Earth, Planets and Space

, Volume 65, Issue 9, pp 1047–1051 | Cite as

Average slip rate at the transition zone on the plate interface beneath the Kii Peninsula, Japan, estimated from deep low-frequency tremors

  • Ryosuke Ishida
  • Yoshihiro Hiramatsu
  • Takanori Matsuzawa
  • Kazushige Obara
Open Access
Letter

Abstract

We investigated the average slip rate at the transition zone on the plate interface beneath the Kii Peninsula, Japan, using an empirical method based on a proportional relation of sizes between short-term slow slip events and nonvolcanic deep low-frequency tremors. The estimated average slip rates are 3.0±0.4 cm/yr, 2.6±0.4 cm/yr, and 2.4±0.4 cm/yr, in the northern, central, and southern Kii Peninsula, respectively. Values in the northern and the central areas compensate for the difference between the slip deficit rate at the transition zone and the convergence rate of the subducting Philippine Sea plate. The discrepancy among those rates is, however, large in the southern area, suggesting a lateral variation in the proportional relation or the existence of a steady, or quasi-steady, slip.

Key words

Deep low-frequency tremor slow slip event slip rate Philippine Sea plate 

1. Introduction

Recent seismological and geodetic observations from dense networks have revealed various characteristic phenomena in subduction zones, especially during interseismic periods, such as nonvolcanic deep low-frequency (DLF) tremors (e.g. Obara, 2002), and short-term and long-term slow slip events (SSE) (e.g. Hirose and Obara, 2005). These events are observed at the transition zone between unstable and stable slip zones on the plate interface. They usually exhibit a temporal correlation.

In southwestern Japan, the Philippine Sea plate subducts beneath the Eurasian plate at the Nankai Trough, repeatedly generating great earthquakes (e.g. Ando, 1975). Geodetic observations have revealed that the strength of the locking of the plate interface depends on the depth of the subducting plate. In the Nankai subduction zone, seismogenic faults at depths of 5–25 km are strongly locked, although locking at the transition zone at depths of 25–35 km, where short-term SSEs and nonvolcanic DLF tremors are located, is weaker than at shallow depths (Tabei et al., 2007). A simulation study revealed that the recurrence interval of short-term SSEs becomes short as the occurrence of a great earthquake becomes imminent (Matsuzawa et al., 2010). Monitoring these events is therefore important to elucidate the seismogenic processes related to great earthquakes at the Nankai Trough.

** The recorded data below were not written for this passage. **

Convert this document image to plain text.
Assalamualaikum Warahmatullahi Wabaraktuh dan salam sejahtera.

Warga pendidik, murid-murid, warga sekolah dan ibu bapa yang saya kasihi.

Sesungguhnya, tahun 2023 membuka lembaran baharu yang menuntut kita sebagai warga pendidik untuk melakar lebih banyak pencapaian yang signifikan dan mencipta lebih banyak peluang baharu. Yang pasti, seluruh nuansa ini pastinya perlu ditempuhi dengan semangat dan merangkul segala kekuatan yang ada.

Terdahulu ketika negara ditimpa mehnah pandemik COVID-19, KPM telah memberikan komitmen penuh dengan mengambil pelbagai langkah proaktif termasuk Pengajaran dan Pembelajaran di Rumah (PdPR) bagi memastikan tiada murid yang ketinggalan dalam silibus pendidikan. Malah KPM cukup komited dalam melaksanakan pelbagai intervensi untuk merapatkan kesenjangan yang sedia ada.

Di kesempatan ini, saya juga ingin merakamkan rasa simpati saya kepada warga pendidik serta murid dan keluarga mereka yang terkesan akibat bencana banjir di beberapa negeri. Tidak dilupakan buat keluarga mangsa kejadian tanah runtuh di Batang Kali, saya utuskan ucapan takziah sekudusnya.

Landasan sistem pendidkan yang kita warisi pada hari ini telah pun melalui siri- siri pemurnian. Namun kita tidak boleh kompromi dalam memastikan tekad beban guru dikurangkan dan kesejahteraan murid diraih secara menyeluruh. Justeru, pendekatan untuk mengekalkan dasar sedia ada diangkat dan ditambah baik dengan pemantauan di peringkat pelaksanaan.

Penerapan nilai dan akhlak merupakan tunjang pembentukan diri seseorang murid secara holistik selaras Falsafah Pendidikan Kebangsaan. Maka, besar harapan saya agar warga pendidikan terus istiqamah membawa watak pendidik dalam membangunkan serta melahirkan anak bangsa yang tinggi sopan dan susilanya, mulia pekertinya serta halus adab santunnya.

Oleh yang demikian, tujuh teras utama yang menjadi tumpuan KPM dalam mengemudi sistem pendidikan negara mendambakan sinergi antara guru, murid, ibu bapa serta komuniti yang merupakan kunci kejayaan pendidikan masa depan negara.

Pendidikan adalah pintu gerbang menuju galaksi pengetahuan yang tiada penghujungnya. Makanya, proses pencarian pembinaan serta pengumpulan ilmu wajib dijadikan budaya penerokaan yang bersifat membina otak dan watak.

Many researchers have reported various features of DLF tremors such as spatiotemporal coincidence with short-term SSEs (Obara et al., 2004) and have reported the cause of DLF tremors as the shear slip process (Shelly et al., 2006; Ide et al., 2007). Based on these features, Hiramatsu et al. (2008) proposed an empirical method to estimate the average slip rate at the transition zone on the plate interface using the DLF tremors. They showed that the average slip rate became higher in the accelerated period of the Tokai long-term SSE (Ozawa et al., 2002). Hirose et al. (2010) applied this method to the DLF tremors of the Shikoku region of southwestern Japan. They found that the average slip rate compensates for the difference between the convergence rate at the trench (Miyazaki and Heki, 2001) and the slip deficit rate at the transition zone (Tabei et al., 2007) of the subducting Philippine Sea plate.

Our previous studies specifically examined the DLF tremors that occur in the deeper extension of the source areas of the assumed Tokai (Hiramatsu et al. 2008) and the assumed Nankai (Hirose et al., 2010) earthquakes. In the present study, we analyzed DLF tremors that correspond to the source area of the assumed Tonankai earthquake to ascertain the average slip rate at the transition zone on the plate interface of the subducting Philippine Sea plate. We also assess the relation among the average slip rate, the convergence rate at the trench, and the slip deficit rate in the transition zone.

2. Data and Method

We analyzed waveform data recorded by a nationwide high-sensitivity seismograph network (Hi-net) operated by the National Research Institute for Earth Science and Disaster Prevention (NIED) (Obara et al., 2005) throughout the Japanese islands. We sought data for DLF tremors that occurred in the Kii Peninsula of southwestern Japan during January 2001–May 2009. For that search, we used a hypocenter catalog of the DLF tremors determined routinely using the envelope correlation method developed by NIED (Obara, 2002; Obara and Hirose, 2006). This catalogue was used for the estimation of the average slip rate in the transition zones on the plate interface in the Shikoku regions (Hirose et al., 2010).

We divided a belt-like distribution of the DLF tremors on the Kii Peninsula into three segments bounded by the low-activity zones of the DLF tremors: northern, central, and southern areas (Fig. 1). For these analyses, we selected six Hi-net stations on the Kii Peninsula: HYSH, KAWH, and URSH for the northern area, and HNZH, TKEH, and TKWH for the central and southern areas (Fig. 1). They provided high S/N waveform data of the DLF tremors during the analyzed period.
Fig. 1.

Distribution of the epicenters of deep low-frequency (DLF) tremors (gray dots) and the Hi-net stations (triangles) providing data used for this study. The distribution is divided into three areas shown by rectangles with dashed lines. The northern area is divided into sub-areas shown by bold lines for the examination of a variation of the conversion factor (Fig. 2). Arrows indicate the convergence rate of the Philippine Sea plate at the trench (Miyazaki and Heki, 2001).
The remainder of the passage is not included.